Потом положил Андрею руку на плечо. Андрей сидел, опустив голову. Не было сил взглянуть глаза Володе. А Володя ждал, что, как прежде подмигнёт ему Андрей, а он в ответ хлопнет друга по плечу и скажет: «Пока ещё живём, старина!» Это стало их ритуалом почти четверть века назад. Он возник, когда они впервые увидели свои фамилии в списке принятых в архитектурный институт.
— Остров Возрождения… Ты там пропадёшь! Я тебя больше не увижу…
— Что ты? Что с тобой? Что ты такое говоришь? — заволновался Володя, переживая за Андрея. — Что ты! Разве можно пропасть в заповеднике среди зверей и птиц? Я тебя туда позову, ты приедешь, убедишься! Я только там и заживу по настоящему! Брошу пить… Вот увидишь…
Обнялись.
— Ты меня не провожай, — попросил Володя, знаешь, я не люблю всякие там проводы. И потом… сын придёт. Я хоть с ним поговорю… Я напишу тебе, как устроюсь, идёт?
Андрей вышел на улицу. Остановил такси и поехал домой.
…На берегу реки стоял отец.
— Как ты смог? — кричал. — Как посмел? Как у тебя хватило… подлости пойти в группу это старого негодяя! Этого лжеархитектора! Я помню: ты был маленький, кажется, тебе было шестнадцать лет, у нас впервые зашёл разговор об архитектуре, и ты, несмышлёныш, чистый лист, сказал тогда, что здание, которое построили в конце нашего проспекта, ужасно… Это было настолько очевидно! Очевидно всем, кто не слеп! Кто просто идёт мимо… Это здание построено по его проекту! По проекту твоего нынешнего шефа! Всю свою жизнь он сеет по городам уродство! В шестнадцать лет ты, выходит, лучше понимал архитектуру! Зачем и ты учился, зачем тратил время… Зачем… тебе вообще работать? Езжай на дачу, живи там, я обеспечу тебя до старости! Ты прекрасно знаешь, что это мой недруг! Ты прекрасно знаешь, что это за личность. У него нет совести, нет принципов, ему плевать на архитектуру! Хотя нет, скорее он её ненавидит! Он мог бы оказаться на любой работе: разваливать сельское хозяйство, промышленность, торговлю… Это самый прискорбный тип демагога-руководителя! К сожалению, он вцепился в архитектуру… Тебе известно, сколько старых зданий, сколько замечательных памятников он незаслуженно уничтожил. И самое гнусное, что он делал это не по недомыслию, не по серости, а потому, что искренне убеждён, что красота не нужна. Такому духовному уроду, как он, не нужна! А значит, и всем остальным… Вспомни его лекции в институте! Все его нынешние так называемые новации — опять конъюнктура и халтура! Любой, даже хороший проект, попадая в его руки, уродуется. Его время прошло, пойми, он доживает последние годы. И ты, мой сын, собираешься работать под его началом! И ты идёшь к нему сознательно, то есть он твой идейный единомышленник! Я прошу… Прошу. Смени, к чёртовой матери, фамилию! Неужели я заслужил, чтобы ты был так жесток со мной?

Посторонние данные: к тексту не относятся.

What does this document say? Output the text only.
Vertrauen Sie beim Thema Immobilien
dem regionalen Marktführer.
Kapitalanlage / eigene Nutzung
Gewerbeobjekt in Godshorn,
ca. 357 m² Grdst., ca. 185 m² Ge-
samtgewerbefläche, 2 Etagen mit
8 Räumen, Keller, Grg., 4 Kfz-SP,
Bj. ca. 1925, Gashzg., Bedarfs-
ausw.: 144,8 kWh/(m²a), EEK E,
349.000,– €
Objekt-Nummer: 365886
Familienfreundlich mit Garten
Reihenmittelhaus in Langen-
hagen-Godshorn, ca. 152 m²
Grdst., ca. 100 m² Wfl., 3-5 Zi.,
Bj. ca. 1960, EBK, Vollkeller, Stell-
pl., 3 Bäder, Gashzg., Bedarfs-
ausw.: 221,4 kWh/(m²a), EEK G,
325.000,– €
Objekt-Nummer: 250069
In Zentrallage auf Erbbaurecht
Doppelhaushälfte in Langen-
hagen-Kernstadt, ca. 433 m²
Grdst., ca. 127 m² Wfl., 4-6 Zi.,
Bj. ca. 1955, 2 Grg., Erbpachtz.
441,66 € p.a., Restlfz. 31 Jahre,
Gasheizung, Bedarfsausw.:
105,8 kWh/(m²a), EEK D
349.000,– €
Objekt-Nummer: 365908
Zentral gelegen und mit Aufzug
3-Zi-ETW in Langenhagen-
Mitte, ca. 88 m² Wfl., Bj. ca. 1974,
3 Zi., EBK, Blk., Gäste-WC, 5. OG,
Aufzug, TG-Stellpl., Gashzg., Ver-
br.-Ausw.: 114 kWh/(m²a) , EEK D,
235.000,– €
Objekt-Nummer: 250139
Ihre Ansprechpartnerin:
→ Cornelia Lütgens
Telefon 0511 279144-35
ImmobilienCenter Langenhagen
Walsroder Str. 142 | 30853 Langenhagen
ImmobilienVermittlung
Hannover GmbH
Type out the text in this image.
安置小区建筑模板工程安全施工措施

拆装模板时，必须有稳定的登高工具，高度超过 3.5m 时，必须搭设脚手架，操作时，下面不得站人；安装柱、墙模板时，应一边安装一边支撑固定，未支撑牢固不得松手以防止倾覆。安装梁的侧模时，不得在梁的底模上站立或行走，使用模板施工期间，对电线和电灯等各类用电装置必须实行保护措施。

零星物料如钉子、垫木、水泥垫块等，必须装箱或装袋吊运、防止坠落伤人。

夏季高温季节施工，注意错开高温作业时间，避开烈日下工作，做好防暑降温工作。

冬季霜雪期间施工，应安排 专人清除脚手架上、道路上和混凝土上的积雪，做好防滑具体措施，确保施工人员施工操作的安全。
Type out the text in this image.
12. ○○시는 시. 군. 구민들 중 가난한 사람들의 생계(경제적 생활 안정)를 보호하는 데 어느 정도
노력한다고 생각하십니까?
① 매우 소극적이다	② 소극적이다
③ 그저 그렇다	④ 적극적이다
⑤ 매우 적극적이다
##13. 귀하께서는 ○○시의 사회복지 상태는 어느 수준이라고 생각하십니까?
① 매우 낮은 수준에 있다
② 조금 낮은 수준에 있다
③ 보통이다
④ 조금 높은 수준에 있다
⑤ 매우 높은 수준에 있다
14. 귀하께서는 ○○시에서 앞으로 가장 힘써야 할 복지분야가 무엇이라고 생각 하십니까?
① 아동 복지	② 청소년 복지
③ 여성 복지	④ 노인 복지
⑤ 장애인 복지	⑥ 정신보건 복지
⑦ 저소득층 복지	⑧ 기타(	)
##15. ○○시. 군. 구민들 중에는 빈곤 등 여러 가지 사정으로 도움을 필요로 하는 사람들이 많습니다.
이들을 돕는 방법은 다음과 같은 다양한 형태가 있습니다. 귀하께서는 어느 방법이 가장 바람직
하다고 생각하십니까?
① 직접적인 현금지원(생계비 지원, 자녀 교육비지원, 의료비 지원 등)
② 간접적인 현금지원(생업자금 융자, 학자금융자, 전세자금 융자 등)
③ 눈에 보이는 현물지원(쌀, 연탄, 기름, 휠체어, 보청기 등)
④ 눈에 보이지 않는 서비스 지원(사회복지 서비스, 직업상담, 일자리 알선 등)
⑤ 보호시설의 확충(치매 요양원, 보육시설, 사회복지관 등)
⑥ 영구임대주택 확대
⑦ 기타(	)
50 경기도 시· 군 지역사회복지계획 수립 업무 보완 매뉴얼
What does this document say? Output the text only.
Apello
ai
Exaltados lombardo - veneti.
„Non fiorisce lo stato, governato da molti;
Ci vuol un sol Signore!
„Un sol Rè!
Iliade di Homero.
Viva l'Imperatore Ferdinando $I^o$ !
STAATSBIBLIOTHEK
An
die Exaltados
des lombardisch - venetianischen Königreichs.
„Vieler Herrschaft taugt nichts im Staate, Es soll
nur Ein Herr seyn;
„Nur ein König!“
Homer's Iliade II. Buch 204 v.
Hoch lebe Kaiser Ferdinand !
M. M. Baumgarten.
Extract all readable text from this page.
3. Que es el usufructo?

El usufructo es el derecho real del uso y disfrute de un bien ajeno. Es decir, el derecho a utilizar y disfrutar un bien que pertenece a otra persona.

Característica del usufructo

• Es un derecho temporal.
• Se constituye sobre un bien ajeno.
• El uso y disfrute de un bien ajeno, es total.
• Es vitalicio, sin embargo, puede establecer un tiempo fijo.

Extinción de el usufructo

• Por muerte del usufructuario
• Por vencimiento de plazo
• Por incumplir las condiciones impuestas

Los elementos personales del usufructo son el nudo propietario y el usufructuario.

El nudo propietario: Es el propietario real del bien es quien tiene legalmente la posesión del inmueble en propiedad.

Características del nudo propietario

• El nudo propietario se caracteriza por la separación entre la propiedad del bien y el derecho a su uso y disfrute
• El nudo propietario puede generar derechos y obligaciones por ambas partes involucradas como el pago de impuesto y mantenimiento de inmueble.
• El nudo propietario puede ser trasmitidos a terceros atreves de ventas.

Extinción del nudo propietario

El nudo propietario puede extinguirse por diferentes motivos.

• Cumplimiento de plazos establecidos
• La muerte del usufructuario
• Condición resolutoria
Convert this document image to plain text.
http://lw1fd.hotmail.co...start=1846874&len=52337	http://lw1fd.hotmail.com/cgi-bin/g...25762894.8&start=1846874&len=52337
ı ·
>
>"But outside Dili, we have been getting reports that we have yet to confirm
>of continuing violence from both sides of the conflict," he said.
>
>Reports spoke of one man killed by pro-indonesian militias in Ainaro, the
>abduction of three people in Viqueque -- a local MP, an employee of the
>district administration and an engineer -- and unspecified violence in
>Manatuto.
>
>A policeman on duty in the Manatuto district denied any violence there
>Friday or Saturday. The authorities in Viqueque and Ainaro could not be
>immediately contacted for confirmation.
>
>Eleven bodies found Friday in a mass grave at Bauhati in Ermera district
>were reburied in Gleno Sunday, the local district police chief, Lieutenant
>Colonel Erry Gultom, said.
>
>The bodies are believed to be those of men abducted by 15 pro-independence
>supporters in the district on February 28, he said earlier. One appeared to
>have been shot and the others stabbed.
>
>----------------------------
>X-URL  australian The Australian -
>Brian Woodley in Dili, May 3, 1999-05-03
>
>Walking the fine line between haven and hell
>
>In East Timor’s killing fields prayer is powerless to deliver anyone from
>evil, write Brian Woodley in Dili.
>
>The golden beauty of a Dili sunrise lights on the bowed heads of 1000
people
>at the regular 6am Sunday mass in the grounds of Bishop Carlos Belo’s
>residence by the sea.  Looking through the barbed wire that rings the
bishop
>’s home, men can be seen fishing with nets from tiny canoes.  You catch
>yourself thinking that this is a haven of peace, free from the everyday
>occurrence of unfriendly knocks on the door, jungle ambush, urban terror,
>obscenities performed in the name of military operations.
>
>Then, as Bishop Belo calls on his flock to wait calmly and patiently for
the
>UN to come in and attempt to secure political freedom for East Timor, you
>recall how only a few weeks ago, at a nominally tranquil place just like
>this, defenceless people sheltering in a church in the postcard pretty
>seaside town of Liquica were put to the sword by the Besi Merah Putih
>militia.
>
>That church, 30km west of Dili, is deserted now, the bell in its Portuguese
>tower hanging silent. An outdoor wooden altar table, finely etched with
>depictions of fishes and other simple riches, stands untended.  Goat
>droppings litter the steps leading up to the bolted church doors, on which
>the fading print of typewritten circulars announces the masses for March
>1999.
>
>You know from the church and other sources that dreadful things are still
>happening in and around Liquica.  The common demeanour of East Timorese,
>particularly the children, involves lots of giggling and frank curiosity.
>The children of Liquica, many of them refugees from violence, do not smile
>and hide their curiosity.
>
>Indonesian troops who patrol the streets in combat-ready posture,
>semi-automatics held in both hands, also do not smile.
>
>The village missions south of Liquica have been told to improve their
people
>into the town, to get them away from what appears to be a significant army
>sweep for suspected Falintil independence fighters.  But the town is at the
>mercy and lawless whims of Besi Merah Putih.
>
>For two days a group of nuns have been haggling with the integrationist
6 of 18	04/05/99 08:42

…На берегу реки стояла жена.
— Андрюша, Андрюша… — тянула к нему руки, как слепая.
И увиделась она Андрею почему-то не в нынешнем своём обличье, а прежняя — молодая, неуклюжая и задумчивая, какой впервые встретил её Андрей на институтском вечере. Вечно протяжное: «Не зна-а-аю…» — впервые сорвалось с её губ, когда он пригласил её танцевать. Быстрые танцы она не умела танцевать, лишь монотонный унылый вальс был ей под силу. Но и в медленном вальсе она ухитрялась наступать ему на ногу. Скажи кто тогда Андрею, что эта девушка станет через пять лет его женой, он бы оценил шутку по достоинству.
Он вспомнил, как однажды — кажется, шёл второй год их семейной жизни — он проснулся под утро и увидел, что жена шуршит на столе его набросками, чертежами, рисунками.
— Что ты делаешь? — строго спросил Андрей, понимая, что заснуть уже не удастся.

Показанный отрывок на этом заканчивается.